Obituaries

Obituaries

Monday, March 26, 2007; Page B05

Martha Schultz LisserEducator


Martha Schultz Lisser, 83, a lifelong educator who taught bridge at the Friendship Heights Village Center in Chevy Chase, died of pancreatic cancer March 23 at her home in Chevy Chase.

Mrs. Lisser, a native of the Bronx, N.Y., graduated from Hunter College and received a master's degree in psychology in 1948 from New York University. She taught in New York City public elementary schools for more than 30 years. When she retired in 1981, she was an assistant principal. She was principal of Westchester Day School in Mamaroneck, N.Y., for a year and adjunct professor of education at Bronx Community College until 1985.

Mrs. Lisser studied at Cornell University to be a master gardener and was named volunteer of the year at the New York Botanical Garden. A member of the League of Women Voters and the Democratic Party, she periodically came to Washington to participate in peace and civil rights marches.

She moved to Chevy Chase in 2004 and immediately delved into community life, teaching bridge at the village center, taking music classes at the Smithsonian Institution, joining the Friday Morning Music Club and attending theater.

Survivors include her husband of 60 years, Morton S. Lisser of Chevy Chase; two daughters, Justine S. Lisser of Bethesda and Amy C. Lisser of Newton, Mass.; a sister; and four grandchildren.

Marshall StoneMusic Director


Marshall Stone, 76, an Alexandria church music director, organist, choirmaster and organ builder, died of complications from strokes March 17 in a Seattle hospital.

Mr. Stone was organist and choirmaster at St. Paul's Episcopal Church in Alexandria and St. Andrew's Episcopal Church in Arlington County and music director at the Washington Street United Methodist Church in Alexandria.

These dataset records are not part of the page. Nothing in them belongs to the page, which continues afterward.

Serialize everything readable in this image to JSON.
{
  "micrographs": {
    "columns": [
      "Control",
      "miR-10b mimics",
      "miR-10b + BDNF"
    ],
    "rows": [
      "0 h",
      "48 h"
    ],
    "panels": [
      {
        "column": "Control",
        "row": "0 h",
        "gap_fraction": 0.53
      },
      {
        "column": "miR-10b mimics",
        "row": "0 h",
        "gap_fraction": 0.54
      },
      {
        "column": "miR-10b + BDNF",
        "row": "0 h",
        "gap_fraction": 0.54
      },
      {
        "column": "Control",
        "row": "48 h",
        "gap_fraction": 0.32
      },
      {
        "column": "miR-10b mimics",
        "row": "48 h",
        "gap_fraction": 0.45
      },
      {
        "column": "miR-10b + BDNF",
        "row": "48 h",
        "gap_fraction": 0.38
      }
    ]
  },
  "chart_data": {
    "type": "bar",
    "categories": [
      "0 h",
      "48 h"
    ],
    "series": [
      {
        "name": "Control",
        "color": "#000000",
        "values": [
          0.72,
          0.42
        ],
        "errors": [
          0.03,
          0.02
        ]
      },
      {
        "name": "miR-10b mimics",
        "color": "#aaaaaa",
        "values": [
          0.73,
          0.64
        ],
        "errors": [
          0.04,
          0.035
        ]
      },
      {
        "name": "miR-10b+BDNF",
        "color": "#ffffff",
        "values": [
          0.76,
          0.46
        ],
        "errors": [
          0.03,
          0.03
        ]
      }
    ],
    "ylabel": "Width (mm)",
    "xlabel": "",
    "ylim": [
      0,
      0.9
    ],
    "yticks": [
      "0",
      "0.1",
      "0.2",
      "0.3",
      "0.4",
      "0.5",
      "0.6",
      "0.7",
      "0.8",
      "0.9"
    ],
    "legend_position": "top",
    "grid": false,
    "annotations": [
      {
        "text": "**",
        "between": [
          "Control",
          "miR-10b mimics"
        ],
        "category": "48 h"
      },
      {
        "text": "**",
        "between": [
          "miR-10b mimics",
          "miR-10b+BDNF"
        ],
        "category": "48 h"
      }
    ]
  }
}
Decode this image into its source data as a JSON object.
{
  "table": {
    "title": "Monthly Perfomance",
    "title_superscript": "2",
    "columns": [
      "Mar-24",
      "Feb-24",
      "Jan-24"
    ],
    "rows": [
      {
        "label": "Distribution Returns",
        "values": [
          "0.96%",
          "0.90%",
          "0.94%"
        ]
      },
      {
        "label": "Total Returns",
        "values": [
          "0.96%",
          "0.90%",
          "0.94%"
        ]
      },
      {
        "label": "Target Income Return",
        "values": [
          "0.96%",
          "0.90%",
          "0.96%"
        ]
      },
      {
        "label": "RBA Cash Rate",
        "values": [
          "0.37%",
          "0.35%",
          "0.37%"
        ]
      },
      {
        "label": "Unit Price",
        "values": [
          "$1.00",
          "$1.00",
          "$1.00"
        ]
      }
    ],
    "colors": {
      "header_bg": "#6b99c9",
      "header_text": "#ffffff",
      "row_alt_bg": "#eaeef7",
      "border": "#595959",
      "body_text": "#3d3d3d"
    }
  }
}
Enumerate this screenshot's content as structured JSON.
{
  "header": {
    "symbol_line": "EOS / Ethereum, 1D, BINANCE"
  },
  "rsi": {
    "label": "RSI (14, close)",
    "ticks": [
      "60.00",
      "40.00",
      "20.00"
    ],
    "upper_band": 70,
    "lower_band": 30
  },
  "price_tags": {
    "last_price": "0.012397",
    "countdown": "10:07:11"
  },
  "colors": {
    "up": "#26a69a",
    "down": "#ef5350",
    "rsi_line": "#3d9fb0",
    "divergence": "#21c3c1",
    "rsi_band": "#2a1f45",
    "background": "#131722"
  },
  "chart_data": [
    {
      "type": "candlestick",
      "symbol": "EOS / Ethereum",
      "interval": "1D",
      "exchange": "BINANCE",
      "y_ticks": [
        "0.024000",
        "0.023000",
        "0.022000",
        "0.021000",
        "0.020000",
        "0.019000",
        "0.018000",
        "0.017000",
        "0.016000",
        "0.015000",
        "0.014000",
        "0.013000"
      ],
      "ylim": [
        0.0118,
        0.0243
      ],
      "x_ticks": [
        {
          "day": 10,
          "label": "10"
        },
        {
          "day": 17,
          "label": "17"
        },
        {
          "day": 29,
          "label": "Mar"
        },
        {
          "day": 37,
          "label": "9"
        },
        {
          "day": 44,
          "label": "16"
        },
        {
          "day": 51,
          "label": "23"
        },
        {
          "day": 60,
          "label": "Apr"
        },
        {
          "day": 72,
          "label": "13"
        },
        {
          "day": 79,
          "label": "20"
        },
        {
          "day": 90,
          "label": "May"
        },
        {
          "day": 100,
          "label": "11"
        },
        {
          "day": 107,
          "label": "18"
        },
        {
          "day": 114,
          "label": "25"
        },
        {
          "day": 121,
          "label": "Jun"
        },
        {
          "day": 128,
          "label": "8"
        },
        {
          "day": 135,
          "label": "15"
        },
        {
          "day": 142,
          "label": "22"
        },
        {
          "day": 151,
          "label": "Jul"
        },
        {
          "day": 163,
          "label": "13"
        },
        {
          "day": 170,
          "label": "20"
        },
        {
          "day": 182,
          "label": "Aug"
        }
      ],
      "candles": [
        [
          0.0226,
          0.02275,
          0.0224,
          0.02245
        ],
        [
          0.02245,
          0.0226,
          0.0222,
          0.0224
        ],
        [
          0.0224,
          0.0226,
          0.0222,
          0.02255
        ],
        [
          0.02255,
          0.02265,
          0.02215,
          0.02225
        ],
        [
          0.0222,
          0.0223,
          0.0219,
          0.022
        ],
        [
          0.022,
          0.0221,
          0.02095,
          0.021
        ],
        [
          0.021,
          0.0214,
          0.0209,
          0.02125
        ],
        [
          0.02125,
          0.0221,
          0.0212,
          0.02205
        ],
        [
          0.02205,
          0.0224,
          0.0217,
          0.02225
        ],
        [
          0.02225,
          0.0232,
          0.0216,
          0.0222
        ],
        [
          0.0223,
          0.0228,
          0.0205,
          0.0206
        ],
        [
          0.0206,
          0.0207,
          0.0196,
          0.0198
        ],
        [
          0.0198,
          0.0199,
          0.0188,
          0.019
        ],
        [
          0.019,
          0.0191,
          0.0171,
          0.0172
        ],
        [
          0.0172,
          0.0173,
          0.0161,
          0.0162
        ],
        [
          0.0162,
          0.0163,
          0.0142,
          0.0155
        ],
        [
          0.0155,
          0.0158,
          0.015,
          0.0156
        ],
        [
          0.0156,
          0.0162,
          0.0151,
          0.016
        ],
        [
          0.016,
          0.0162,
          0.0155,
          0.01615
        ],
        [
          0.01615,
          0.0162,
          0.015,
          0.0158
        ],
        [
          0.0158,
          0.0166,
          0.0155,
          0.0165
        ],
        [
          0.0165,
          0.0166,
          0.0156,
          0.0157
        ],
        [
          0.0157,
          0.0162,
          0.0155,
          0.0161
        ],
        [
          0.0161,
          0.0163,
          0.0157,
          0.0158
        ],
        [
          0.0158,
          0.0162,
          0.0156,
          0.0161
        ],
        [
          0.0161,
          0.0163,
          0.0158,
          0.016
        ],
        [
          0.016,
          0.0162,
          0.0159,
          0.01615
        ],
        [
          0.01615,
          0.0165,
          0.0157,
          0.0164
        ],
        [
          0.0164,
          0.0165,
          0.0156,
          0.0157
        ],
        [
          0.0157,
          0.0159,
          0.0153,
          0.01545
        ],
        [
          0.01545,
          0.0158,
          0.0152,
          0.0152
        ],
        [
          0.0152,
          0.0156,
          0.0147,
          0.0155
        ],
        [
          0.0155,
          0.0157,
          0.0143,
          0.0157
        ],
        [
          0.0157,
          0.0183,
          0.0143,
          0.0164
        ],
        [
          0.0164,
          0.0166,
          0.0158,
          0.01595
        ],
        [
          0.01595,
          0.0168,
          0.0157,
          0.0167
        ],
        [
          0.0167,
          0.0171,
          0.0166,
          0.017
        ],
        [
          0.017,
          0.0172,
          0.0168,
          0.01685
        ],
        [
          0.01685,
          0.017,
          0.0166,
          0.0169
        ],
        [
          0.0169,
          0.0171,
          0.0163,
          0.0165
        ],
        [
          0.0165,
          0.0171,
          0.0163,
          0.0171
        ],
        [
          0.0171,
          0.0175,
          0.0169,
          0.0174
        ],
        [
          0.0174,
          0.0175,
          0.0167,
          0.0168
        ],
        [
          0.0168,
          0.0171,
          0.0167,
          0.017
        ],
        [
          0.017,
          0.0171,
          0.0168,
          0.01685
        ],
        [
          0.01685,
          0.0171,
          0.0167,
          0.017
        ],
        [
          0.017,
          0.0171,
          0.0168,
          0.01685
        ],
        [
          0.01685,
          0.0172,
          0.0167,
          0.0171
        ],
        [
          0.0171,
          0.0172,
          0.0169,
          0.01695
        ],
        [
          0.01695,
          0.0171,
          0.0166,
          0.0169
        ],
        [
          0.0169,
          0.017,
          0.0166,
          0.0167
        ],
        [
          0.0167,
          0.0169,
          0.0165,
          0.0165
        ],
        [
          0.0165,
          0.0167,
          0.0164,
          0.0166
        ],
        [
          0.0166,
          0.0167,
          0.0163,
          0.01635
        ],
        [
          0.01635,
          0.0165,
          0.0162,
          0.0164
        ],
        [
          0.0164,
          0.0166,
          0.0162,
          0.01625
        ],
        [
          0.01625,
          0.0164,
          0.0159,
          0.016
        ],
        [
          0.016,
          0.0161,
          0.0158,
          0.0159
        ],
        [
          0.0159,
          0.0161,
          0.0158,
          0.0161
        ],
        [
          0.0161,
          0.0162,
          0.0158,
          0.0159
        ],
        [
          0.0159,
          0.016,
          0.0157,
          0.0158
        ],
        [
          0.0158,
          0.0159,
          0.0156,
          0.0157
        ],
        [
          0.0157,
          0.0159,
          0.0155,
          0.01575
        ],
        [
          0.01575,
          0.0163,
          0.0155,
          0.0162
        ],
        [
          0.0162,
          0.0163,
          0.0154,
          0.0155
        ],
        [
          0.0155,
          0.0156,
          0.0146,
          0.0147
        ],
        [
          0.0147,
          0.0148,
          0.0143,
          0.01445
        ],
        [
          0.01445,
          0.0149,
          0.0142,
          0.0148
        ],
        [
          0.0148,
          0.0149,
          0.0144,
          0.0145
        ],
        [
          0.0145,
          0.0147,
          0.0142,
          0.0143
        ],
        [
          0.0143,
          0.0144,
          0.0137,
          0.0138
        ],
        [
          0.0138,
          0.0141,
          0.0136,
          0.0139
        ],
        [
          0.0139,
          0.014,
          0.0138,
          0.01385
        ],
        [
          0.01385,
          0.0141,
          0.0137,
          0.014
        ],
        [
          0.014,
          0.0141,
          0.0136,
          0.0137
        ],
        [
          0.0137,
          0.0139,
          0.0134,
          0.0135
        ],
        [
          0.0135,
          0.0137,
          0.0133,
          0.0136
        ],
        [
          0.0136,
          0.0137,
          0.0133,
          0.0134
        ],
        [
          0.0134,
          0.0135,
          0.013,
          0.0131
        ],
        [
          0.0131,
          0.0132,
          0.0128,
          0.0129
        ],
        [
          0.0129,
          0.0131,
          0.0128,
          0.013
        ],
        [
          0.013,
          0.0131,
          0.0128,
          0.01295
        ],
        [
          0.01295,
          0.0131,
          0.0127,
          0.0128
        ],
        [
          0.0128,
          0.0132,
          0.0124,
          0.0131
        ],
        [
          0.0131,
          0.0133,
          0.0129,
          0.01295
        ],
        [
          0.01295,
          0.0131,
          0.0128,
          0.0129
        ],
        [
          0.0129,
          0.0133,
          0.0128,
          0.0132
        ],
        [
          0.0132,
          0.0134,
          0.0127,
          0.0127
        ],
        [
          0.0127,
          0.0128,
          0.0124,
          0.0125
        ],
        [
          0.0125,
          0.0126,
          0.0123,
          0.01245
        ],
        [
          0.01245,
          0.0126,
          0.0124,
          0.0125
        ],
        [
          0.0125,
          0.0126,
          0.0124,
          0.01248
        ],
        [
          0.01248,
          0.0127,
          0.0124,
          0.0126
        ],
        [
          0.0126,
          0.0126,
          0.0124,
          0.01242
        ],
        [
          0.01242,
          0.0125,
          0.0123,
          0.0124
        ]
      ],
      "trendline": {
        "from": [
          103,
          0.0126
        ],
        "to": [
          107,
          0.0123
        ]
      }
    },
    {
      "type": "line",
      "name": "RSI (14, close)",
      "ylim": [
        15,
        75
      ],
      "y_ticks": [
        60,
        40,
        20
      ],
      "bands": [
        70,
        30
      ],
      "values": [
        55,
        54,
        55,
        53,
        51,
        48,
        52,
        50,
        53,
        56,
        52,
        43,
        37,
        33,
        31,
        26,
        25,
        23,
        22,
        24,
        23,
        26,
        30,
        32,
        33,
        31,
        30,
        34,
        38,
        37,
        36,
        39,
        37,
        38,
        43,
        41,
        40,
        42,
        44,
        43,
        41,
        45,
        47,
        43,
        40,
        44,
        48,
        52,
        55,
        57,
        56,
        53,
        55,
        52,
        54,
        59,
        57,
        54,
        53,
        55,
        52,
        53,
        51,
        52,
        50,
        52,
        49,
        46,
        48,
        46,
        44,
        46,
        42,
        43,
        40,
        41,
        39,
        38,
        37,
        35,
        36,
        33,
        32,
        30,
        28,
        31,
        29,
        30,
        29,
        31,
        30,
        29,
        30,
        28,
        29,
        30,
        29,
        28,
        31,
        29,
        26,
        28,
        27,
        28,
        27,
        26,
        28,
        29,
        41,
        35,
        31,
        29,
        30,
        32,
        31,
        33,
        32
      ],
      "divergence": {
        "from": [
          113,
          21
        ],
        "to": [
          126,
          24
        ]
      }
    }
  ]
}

He was the principal designer of the innovative pipe organ the United Methodist Church bought in 1972. He designed and built a small portable pipe organ, which he patented and sold as a "do-it-yourself" kit. He occasionally lent a prototype to the National Symphony Orchestra during the tenure of Anatol Dorati.

Mr. Stone, a native of Seattle, graduated from Rollins College in Winter Park, Fla., and served in the Navy in Japan. After military service, he studied organ composition and pipe organ construction in Belgium.

He moved to Alexandria in 1968 and bought and renovated one of a series of former slave quarters. When his workshop proved too confining, he bought a farm in Biglerville, Pa., where he lived and built instruments, storing spare parts, pipes and consoles in the barn. Whenever he heard that a church was buying a new organ, he would salvage the discarded one and use it in the repair of other pipe organs.

In 1979, Mr. Stone moved to Key West, Fla., where he owned and operated a guest house and played the organ at Key West Christian Science Church. In the late 1990s, he returned to his native Washington state, where he worked as organist and choirmaster at First Presbyterian Church in Port Townsend.

No immediate family members survive him.